Mike was also fit year round, so I don't think his weight fluctuated a whole lot. That being said, I would guess 215-225
I think asking what his "walking around weight" was and what his "prime weight without cutting" was, are 2 x different questions. I doubt he cut weight to make the weigh in, because he had no reason to. Rather, I suspect he just trained & ate (during his prime) in the way his team believed was most conducive to being in optimum shape on fight night, and weighed what he weighed come the weigh in. Granted, that training & diet may have resulted in him losing weight, but that's different to my understanding of the term "cutting" weight (apologies for being such a pedant!). Therefore, I believe the answer to the question "what was his prime weight without cutting weight", is the same answer to the shorter question, "what his prime weight"? His prime weight was c.215-221lbs. I can't be as confident of his walking around weight. Atlas is on record as saying Tyson was 190lbs as a 12-year old (that's the same as me at 41 & I'm around an inch taller than Tyson, probably 2-3 inches taller than he was when he was 12) & no doubt he was naturally an extremely heavily built young man. However, my guess is that the extent to which his training, diet & supplement increased muscle mass (that's not just muscle size, but hardening muscle also makes is heavier), was roughly offset by the degree to which they reduced the weight of his body fat. Therefore, my guess is that during his prime years, Tyson's natural, out-of-training-camp, walking around weight would have also been around 220lbs. I'm not as confident in that guess as I am in the answer I gave in my previous paragraph, though.
Out of camp he would get as high as 230 or so and then train his way back down to his fighting weight 216-220.
He got chubby between fights even in his prime. You can see how puffy he got sometimes in some of his sparring footage. His best weight imo was 215-218. The lighter he was the quicker and more elusove he was. I actually thought he looked the best in the 3 fight stretch from biggs to tubbs when he was at his lightest.
There is no reason to cut weight as a heavyweight. He was at his best 220 or under but likely put on 10 to 20 lbs between fights.
Tyson got fat here and there. Especially towards the end.

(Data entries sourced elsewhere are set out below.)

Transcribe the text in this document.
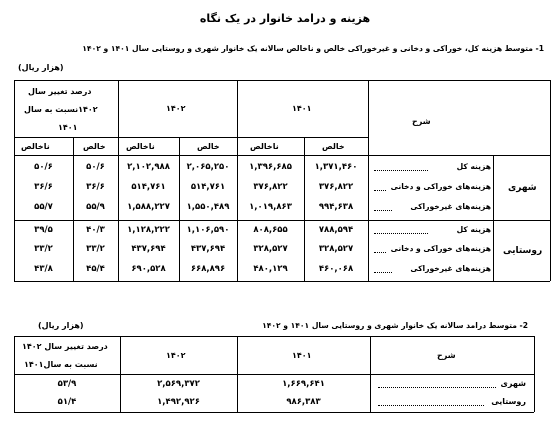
هزینه و درامد خانوار در یک نگاه
1- متوسط هزینه کل، خوراکی و دخانی و غیرخوراکی خالص و ناخالص سالانه یک خانوار شهری و روستایی سال ۱۴۰۱ و ۱۴۰۲
(هزار ریال)
شرح
۱۴۰۱
۱۴۰۲
درصد تغییر سال
۱۴۰۲نسبت به سال
۱۴۰۱
خالص
ناخالص
خالص
ناخالص
خالص
ناخالص
شهری
روستایی
هزینه کل
هزینه‌های خوراکی و دخانی
هزینه‌های غیرخوراکی
هزینه کل
هزینه‌های خوراکی و دخانی
هزینه‌های غیرخوراکی
۱,۳۷۱,۴۶۰
۱,۳۹۶,۶۸۵
۲,۰۶۵,۲۵۰
۲,۱۰۲,۹۸۸
۵۰/۶
۵۰/۶
۳۷۶,۸۲۲
۳۷۶,۸۲۲
۵۱۴,۷۶۱
۵۱۴,۷۶۱
۳۶/۶
۳۶/۶
۹۹۴,۶۳۸
۱,۰۱۹,۸۶۳
۱,۵۵۰,۴۸۹
۱,۵۸۸,۲۲۷
۵۵/۹
۵۵/۷
۷۸۸,۵۹۴
۸۰۸,۶۵۵
۱,۱۰۶,۵۹۰
۱,۱۲۸,۲۲۲
۴۰/۳
۳۹/۵
۳۲۸,۵۲۷
۳۲۸,۵۲۷
۴۳۷,۶۹۴
۴۳۷,۶۹۴
۳۳/۲
۳۳/۲
۴۶۰,۰۶۸
۴۸۰,۱۲۹
۶۶۸,۸۹۶
۶۹۰,۵۲۸
۴۵/۴
۴۳/۸
2- متوسط درامد سالانه یک خانوار شهری و روستایی سال ۱۴۰۱ و ۱۴۰۲
(هزار ریال)
شرح
۱۴۰۱
۱۴۰۲
درصد تغییر سال ۱۴۰۲
نسبت به سال۱۴۰۱
شهری
روستایی
۱,۶۶۹,۶۴۱
۲,۵۶۹,۳۷۲
۵۳/۹
۹۸۶,۳۸۳
۱,۴۹۲,۹۲۶
۵۱/۴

There is a story about him destroying and paying for all the mirrors in a gym because he didn’t want to look at how out of shape he got.
Mike wouldn’t have expressly trained his weight down but his weight would’ve come down as an obvious byproduct of training for a fight. It’s such a multi faceted question. Some fighters weights come right down via training for a fight and then they blow out between fights. No happy medium to latch on to. It’s depends on what you really want to know - for me, I’d like to know what Mikes walk around weight might’ve/could’ve been without training but also without carrying significant excess weight. Could Mike have walked around at say 230 lb without it looking necessarily untidy?
This is all up to your usual standard of excellent exhaustive detail! However despite reading much & lifting for decades, I have never heard about "hardening" muscles as a thing. Other than as a kid the crackpot idea that light/less dense softer weights give softer muscles than steel... Muscle weighs more/is more dense than fat. But exactly do you mean by hardening muscle? Besides drying out/losing water, what can that mean & how?
Making muscles denser would have been a better description than hardening. It's possible to increase muscle mass, without increasing size, by making those muscles more dense. Toning muscles is probably a more common phrase.